When I worked in government, the risks and need for security of copying machines was well documented. As the CBS story shows, both government and business should have an interest in the topic. Unfortunately as copying technology becomes more pervasive, the people who think about security are not necessarily the same people as the ones who manage the copying machines.
So here’s some simple questions to help raise awareness in your organisation:
- Do you have any copying devices in the office with storage capacity?
The types of devices might include printers; scanners; photocopiers or fax machines. It includes multifunction devices (MFDs) which combine aspects of these office devices.
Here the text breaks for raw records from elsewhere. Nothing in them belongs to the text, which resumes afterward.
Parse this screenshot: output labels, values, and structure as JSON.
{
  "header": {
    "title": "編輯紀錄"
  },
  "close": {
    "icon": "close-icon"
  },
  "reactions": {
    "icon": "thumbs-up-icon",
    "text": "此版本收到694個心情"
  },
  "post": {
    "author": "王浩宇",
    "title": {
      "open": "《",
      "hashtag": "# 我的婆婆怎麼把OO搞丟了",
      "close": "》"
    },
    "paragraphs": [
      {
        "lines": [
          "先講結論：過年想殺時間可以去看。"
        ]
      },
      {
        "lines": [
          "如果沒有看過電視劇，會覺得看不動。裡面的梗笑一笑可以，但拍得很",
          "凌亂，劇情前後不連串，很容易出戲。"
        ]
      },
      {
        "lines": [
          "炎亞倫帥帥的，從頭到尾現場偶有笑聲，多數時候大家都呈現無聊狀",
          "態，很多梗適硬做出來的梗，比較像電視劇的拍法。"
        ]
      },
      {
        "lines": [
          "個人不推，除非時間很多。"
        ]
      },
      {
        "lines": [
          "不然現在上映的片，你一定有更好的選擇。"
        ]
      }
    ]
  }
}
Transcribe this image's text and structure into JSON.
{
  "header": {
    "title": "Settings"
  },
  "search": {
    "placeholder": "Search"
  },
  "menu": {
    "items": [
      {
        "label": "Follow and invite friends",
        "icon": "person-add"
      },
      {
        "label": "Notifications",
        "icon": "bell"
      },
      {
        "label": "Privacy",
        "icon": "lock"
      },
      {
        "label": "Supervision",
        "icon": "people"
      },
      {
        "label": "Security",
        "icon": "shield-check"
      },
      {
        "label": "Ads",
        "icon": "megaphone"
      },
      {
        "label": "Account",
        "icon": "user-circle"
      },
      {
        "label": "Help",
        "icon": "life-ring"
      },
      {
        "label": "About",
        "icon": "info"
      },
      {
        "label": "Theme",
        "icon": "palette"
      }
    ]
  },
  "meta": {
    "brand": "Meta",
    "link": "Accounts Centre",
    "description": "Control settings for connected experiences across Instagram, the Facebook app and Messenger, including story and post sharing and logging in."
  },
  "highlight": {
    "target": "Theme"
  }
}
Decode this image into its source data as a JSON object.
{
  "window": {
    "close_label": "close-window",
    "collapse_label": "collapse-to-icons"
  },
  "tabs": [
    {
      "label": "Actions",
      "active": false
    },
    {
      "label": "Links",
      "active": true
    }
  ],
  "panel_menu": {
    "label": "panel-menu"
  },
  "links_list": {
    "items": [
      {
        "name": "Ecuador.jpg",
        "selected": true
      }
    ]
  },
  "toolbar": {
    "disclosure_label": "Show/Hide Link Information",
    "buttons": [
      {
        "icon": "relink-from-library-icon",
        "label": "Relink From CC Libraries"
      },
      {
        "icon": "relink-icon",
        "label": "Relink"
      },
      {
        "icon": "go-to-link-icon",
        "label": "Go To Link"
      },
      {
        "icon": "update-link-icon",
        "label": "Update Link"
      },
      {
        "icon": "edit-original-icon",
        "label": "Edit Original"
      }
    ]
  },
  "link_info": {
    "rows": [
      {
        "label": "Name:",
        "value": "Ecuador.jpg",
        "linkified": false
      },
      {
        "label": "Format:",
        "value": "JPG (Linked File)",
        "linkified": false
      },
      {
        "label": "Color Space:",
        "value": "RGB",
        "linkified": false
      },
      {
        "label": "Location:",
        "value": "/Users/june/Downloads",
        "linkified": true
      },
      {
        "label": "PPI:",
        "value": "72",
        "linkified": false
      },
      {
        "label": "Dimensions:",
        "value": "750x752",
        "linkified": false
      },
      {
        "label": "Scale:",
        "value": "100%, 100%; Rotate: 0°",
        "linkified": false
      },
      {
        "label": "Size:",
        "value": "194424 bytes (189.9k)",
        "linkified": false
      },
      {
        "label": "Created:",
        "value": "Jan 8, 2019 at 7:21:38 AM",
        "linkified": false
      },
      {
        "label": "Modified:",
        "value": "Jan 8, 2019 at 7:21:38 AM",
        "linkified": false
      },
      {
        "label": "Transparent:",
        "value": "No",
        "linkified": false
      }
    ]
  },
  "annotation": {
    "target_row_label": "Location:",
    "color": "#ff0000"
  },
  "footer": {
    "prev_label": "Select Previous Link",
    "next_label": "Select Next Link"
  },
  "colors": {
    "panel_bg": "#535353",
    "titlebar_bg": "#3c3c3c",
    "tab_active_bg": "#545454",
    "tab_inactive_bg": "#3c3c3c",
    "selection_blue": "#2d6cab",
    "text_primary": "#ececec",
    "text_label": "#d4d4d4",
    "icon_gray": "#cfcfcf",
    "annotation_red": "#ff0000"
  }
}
The storage might be a hard drive or another form of semi-permanent storage such solid state memory.
- When you dispose of the copying device, whose job is it to ensure the storage is securely wiped?
Is that person aware that deleting files or reformatting is not enough; a secure deletion utility is required, so that forensic software cannot retrieve the information.
- What controls are put in place regarding access to the copying device storage?
You may have a security issue before your copying device even leaves the premises. Support companies may have remote network access to the device. Support technicians may swap parts (including storage components) as part of your leasing maintenance support contract.
- What liability do you have?
Your liability would be related to the documents that were copied. Organisations copying sensitive information will be more at risk.
What would be the answer to these questions in your organisation?